Overview: The EPSLA requires private employers with fewer than 500 employees, and covered public employers, to provide full-time employees with 80 hours of paid sick time, and part-time employees with a number of paid sick time hours equal to the average number of hours they worked over a two-week period. An employee may use paid sick time if they are unable to work or telework because: (1) the employee is subject to a federal, state, or local quarantine or isolation order related to COVID-19; (2) the employee has been advised by a health care provider to self-quarantine because of COVID-19; (3) the employee is experiencing symptoms of COVID-19 and is seeking a medical diagnosis; (4) the employee is caring for an individual subject to a quarantine or isolation order by a governmental entity, or advised by a healthcare provider to quarantine; (5) the employee is caring for a son or daughter whose school or place of care is closed, or childcare provider is unavailable, due to COVID-19 precautions; or (6) the employee is experiencing substantially similar conditions as specified by the Secretary of Health and Human Services, in consultation with the Secretaries of Labor and Treasury.
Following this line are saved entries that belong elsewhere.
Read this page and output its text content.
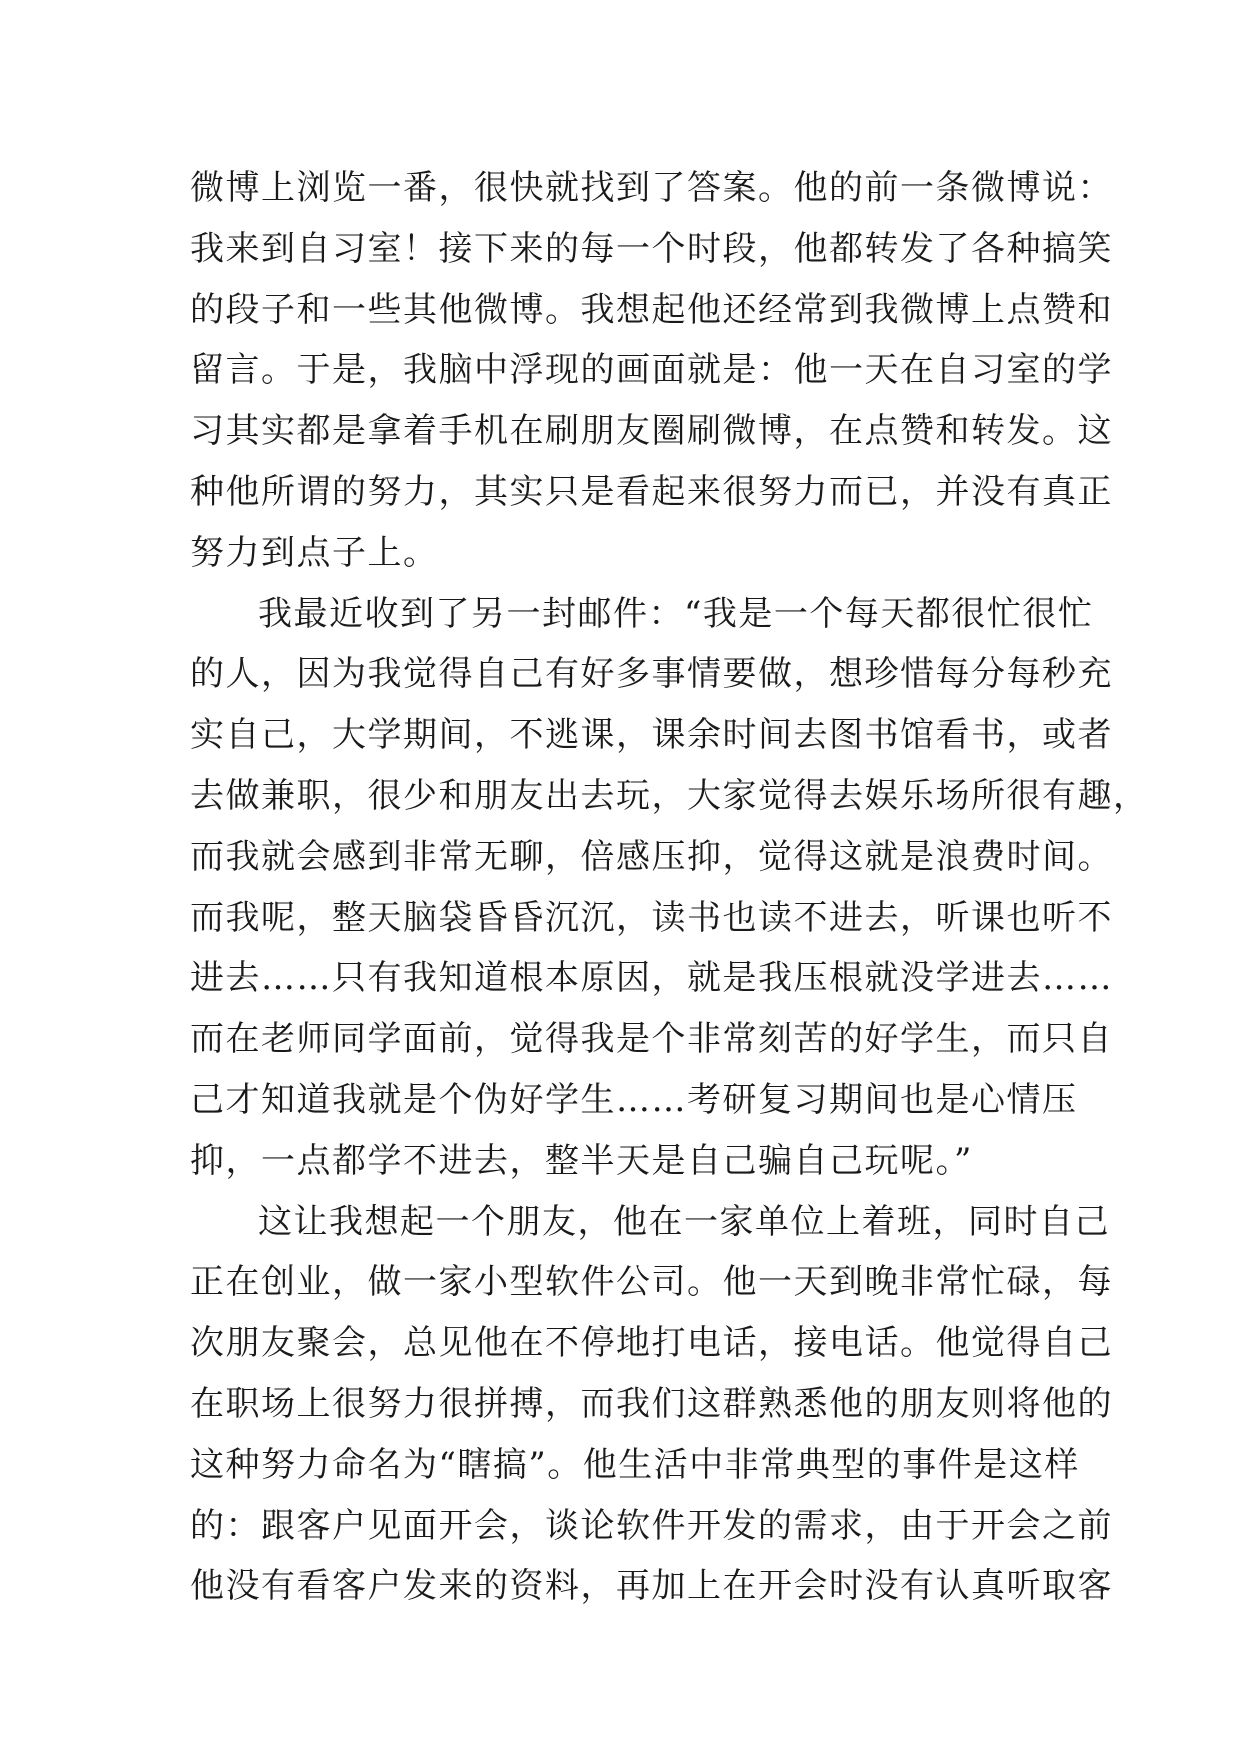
微博上浏览一番，很快就找到了答案。他的前一条微博说：
我来到自习室！接下来的每一个时段，他都转发了各种搞笑
的段子和一些其他微博。我想起他还经常到我微博上点赞和
留言。于是，我脑中浮现的画面就是：他一天在自习室的学
习其实都是拿着手机在刷朋友圈刷微博，在点赞和转发。这
种他所谓的努力，其实只是看起来很努力而已，并没有真正
努力到点子上。
我最近收到了另一封邮件：“我是一个每天都很忙很忙
的人，因为我觉得自己有好多事情要做，想珍惜每分每秒充
实自己，大学期间，不逃课，课余时间去图书馆看书，或者
去做兼职，很少和朋友出去玩，大家觉得去娱乐场所很有趣，
而我就会感到非常无聊，倍感压抑，觉得这就是浪费时间。
而我呢，整天脑袋昏昏沉沉，读书也读不进去，听课也听不
进去……只有我知道根本原因，就是我压根就没学进去……
而在老师同学面前，觉得我是个非常刻苦的好学生，而只自
己才知道我就是个伪好学生……考研复习期间也是心情压
抑，一点都学不进去，整半天是自己骗自己玩呢。”
这让我想起一个朋友，他在一家单位上着班，同时自己
正在创业，做一家小型软件公司。他一天到晚非常忙碌，每
次朋友聚会，总见他在不停地打电话，接电话。他觉得自己
在职场上很努力很拼搏，而我们这群熟悉他的朋友则将他的
这种努力命名为“瞎搞”。他生活中非常典型的事件是这样
的：跟客户见面开会，谈论软件开发的需求，由于开会之前
他没有看客户发来的资料，再加上在开会时没有认真听取客
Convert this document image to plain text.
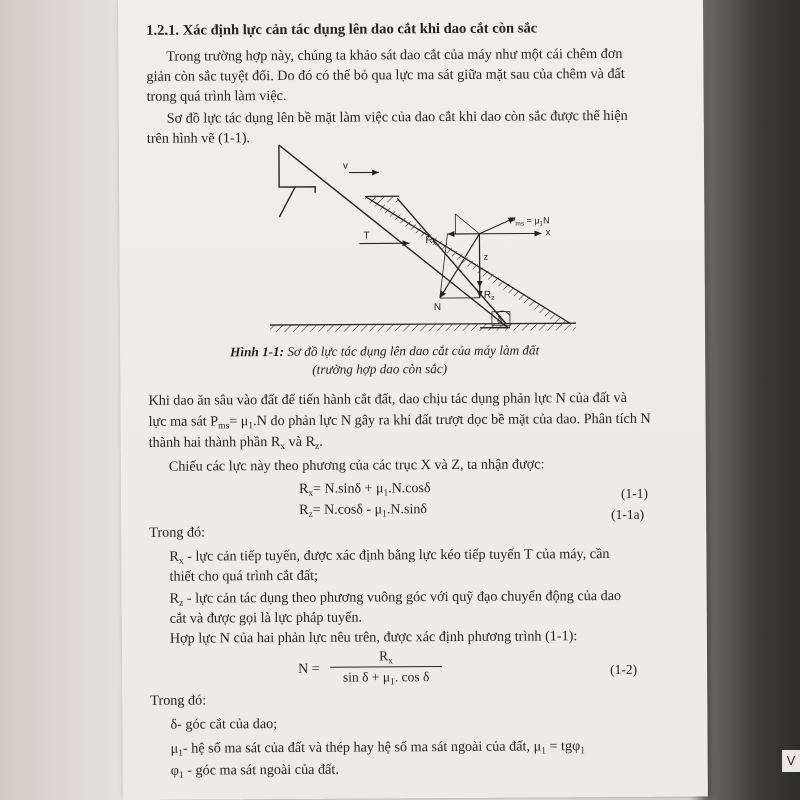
1.2.1. Xác định lực cản tác dụng lên dao cắt khi dao cắt còn sắc
Trong trường hợp này, chúng ta khảo sát dao cắt của máy như một cái chêm đơn
giản còn sắc tuyệt đối. Do đó có thể bỏ qua lực ma sát giữa mặt sau của chêm và đất
trong quá trình làm việc.
Sơ đồ lực tác dụng lên bề mặt làm việc của dao cắt khi dao còn sắc được thể hiện
trên hình vẽ (1-1).
v
T	x
z
$R_x$
$R_z$
N
$P_{ms} = \mu_1N$
δ
Hình 1-1: Sơ đồ lực tác dụng lên dao cắt của máy làm đất
(trường hợp dao còn sắc)
Khi dao ăn sâu vào đất để tiến hành cắt đất, dao chịu tác dụng phản lực N của đất và
lực ma sát $P_{ms}= \mu_1.N$ do phản lực N gây ra khi đất trượt dọc bề mặt của dao. Phân tích N
thành hai thành phần $R_x$ và $R_z$.
Chiếu các lực này theo phương của các trục X và Z, ta nhận được:
$R_x= N.\sin\delta + \mu_1.N.\cos\delta$	(1-1)
$R_z= N.\cos\delta - \mu_1.N.\sin\delta$	(1-1a)
Trong đó:
$R_x$ - lực cản tiếp tuyến, được xác định bằng lực kéo tiếp tuyến T của máy, cần
thiết cho quá trình cắt đất;
$R_z$ - lực cản tác dụng theo phương vuông góc với quỹ đạo chuyển động của dao
cắt và được gọi là lực pháp tuyến.
Hợp lực N của hai phản lực nêu trên, được xác định phương trình (1-1):
N =
$R_x$
$\sin \delta + \mu_1$. cos δ	(1-2)
Trong đó:
δ- góc cắt của dao;
$\mu_1-$ hệ số ma sát của đất và thép hay hệ số ma sát ngoài của đất, $\mu_1 = tg\varphi_1$
$\varphi_1$ - góc ma sát ngoài của đất.
V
Pay: The EPSLA limits an employer’s paid leave requirement to $511 per day ($5,110 in the aggregate) where leave is taken for reasons (1), (2), and (3) noted above (generally, an employee’s own illness or quarantine), and 2/3 the regular rate of pay up to $200 per day ($2,000 in the aggregate) where leave is taken for reasons (4), (5), or (6) (care for others or school closures). Read together with the EFMLEA, employees may use EPSLA payments to fill in the gap left by the 10-day unpaid leave period in the EFMLEA and ensure that workers taking EFMLEA leave receive a full 12 weeks’ pay.
- The DOL is authorized to issue exemptions to employers of health care providers and emergency responders, and to issue a more limited exemption from the obligation to provide sick leave due to child care obligations, reason (5), to businesses with fewer than 50 employees if offering the leave would “jeopardize the viability of the business.”
- Employers may require employees to follow reasonable notice procedures, but only after the first workday (or portion thereof) that the employee receives emergency paid sick time.
- Within seven days of the date of enactment, or by March 25, 2020, the U.S. Secretary of Labor is expected to have a model notice available, which employers will be required to post in a conspicuous place in the workplace where employee notices are customarily posted.
- Unused EPSLA time automatically expires December 31, 2020, and cannot be carried over to the following year.
- An employer may terminate an employee’s paid sick time beginning with the employee’s next scheduled work-shift immediately after the employee’s need for emergency paid sick time ceases.
- Employers may not require employees to use their existing paid leave before they may use the EPSLA leave. However, the corrected EPSLA, as passed into law, does not prohibit employers from revising their existing paid leave policies after passage of the Act.
- Employers cannot require employees to find a replacement to cover a shift when taking EPSLA leave.